2.3.7.2 Additional Validation Studies

There are other fire model validation studies besides NUREG-1824 (EPRI 1011999) that can serve as a basis for establishing the applicability of fire modeling results. In developing the examples documented in the appendices of this report, the research team identified relevant validation studies outside of NUREG-1824 (EPRI 1011999), as summarized below:

 Scenarios involving targets within the fire plumes: A useful discussion of fire plumes is contained in Gunnar Heskestad’s chapter in the SFPE Handbook of Fire Protection Engineering, 4th ed., “Fire Plumes, Flame Height, and Air Entrainment.” The plume correlations used in the empirical and zone models are described, as well as their range of applicability. NUREG-1824 (EPRI 1011999) contains experimental measurements of fire plumes, but the range is somewhat limited. The plume correlations used by the models have a much wider range of applicability than that exercised in NUREG-1824 (EPRI 1011999).

 Scenarios involving targets within the ceiling jet: Similarly, Ronald Alpert’s chapter

“Ceiling Jet Flows” in the SFPE Handbook contains a description of the various

correlations used to estimate the temperature and gas velocity of ceiling jets. There are extensive references to the original experimental test reports from which the correlations were derived.

 Scenarios involving targets exposed to flame radiation: A useful collection of techniques and validation data for thermal radiation calculations is found in the SFPE Engineering Guide for Assessing Flame Radiation to External Targets from Pool Fires, written by the SFPE Task Group on Engineering Practices, 1999.
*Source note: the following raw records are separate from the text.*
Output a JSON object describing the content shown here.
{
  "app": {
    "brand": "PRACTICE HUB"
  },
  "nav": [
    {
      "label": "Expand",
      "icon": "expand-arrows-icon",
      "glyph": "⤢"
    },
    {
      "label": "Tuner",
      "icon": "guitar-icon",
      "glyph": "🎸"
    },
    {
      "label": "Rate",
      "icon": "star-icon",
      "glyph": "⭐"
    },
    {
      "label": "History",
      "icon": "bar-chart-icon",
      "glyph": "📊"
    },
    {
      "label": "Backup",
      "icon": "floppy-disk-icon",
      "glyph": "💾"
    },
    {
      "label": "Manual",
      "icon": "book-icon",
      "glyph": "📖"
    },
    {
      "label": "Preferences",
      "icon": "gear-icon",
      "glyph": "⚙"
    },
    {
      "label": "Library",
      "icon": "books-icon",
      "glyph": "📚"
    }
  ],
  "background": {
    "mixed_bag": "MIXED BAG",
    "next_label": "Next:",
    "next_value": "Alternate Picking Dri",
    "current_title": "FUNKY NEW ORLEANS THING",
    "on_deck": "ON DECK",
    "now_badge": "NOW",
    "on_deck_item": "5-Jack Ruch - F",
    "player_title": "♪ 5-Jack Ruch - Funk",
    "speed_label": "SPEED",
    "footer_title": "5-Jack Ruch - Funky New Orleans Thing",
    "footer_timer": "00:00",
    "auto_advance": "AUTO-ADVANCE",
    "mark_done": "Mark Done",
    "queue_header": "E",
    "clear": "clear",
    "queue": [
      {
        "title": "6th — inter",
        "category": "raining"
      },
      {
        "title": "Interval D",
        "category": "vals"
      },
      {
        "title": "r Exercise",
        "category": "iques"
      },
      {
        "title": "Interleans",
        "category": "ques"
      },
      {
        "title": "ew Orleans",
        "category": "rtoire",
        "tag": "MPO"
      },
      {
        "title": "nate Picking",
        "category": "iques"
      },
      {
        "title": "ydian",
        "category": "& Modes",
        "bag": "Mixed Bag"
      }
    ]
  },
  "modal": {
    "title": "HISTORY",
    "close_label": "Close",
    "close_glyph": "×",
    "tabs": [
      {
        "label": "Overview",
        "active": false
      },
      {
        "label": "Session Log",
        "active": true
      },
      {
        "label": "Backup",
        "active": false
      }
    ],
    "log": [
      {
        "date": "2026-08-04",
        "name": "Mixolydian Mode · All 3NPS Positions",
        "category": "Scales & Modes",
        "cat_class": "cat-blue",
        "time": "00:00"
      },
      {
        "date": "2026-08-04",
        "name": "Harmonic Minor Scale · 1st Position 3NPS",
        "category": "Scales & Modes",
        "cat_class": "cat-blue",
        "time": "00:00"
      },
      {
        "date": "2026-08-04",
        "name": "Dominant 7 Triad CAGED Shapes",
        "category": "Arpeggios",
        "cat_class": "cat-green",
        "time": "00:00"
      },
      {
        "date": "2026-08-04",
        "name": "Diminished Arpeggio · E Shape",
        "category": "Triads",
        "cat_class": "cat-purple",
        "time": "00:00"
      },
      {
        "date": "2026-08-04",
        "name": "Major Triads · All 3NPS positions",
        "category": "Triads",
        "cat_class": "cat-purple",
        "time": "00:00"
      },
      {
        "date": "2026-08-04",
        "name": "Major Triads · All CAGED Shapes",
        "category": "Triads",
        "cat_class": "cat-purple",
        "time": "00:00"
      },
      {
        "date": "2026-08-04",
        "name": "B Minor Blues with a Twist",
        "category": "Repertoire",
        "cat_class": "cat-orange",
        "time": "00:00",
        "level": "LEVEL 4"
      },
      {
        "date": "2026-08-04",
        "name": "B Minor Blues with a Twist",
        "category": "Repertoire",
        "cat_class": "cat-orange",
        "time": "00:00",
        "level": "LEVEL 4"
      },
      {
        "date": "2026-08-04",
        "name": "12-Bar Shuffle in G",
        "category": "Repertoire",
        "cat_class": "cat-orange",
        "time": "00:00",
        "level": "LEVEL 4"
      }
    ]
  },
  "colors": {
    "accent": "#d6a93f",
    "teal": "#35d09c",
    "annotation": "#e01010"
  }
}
 Scenarios involving flashover/post-flashover conditions: A series of experiments was conducted at NIST as part of an investigation of the collapse of the World Trade Center towers. Validation calculations with FDS are described in the report NIST NCSTAR 1-5F, Federal Building and Fire Safety Investigation of the World Trade Center Disaster:

Computer Simulation of the Fires in the WTC Towers, September 2005.

 Scenarios involving electrical failure of cables: The Cable Response to Live FIRE (CAROLFIRE) program led to the development and validation of the Thermally-Induced

THE FIRE MODELING PROCESS

Electrical Failure (THIEF) model (NUREG/CR-6931, Volume 3). This model can be used to estimate the temperature within an electrical cable that is exposed to an elevated temperature or heat flux.

 Scenarios involving cable burning: The Cable Heat Release, Ignition, and Spread in Tray Installations in Fire (CHRISTIFIRE) program led to the development and validation of the Flame Spread in Horizontal Cable Trays (FLASH-CAT) model (NUREG/CR-7010, Volume 1). This model addresses the growth and spread of fire within vertical stacks of horizontal, open-back cable trays.

In addition to NUREG-1824 (EPRI 1011999) and the various documents cited above, the individual model developers typically maintain a collection of validation cases that are included as part of the model documentation. The algebraic spreadsheet models, FDTs and FIVE-Rev1, are based directly on experimental correlations. Validation of these models is typically not part of the model documentation; rather, there are references to source material like the SFPE Handbook or the original test reports. Validation studies by the CFAST and FDS developers are contained within:

NIST Special Publication 1086, CFAST – Consolidated Model of Fire Growth and Smoke Transport, Software Development and Model Evaluation Guide, 2008.

NIST Special Publication 1018, Fire Dynamics Simulator, Technical Reference Guide, Volume 3, Validation, 2007.

In summary, the purpose of the sensitivity analysis is to “re-shape” the scenario with parameters that fall within the V&V range and result in more severe fire generated conditions (e.g., higher HGL or plume temperature, higher incident heat flux, etc.). Depending on the application, one or more parameters may need to be varied affecting multiple dimensionless parameters. It is recommended that the results from the sensitivity calculations always be compared to those resulting from the base case to ensure that the input parameter manipulation produces more severe fire generated conditions.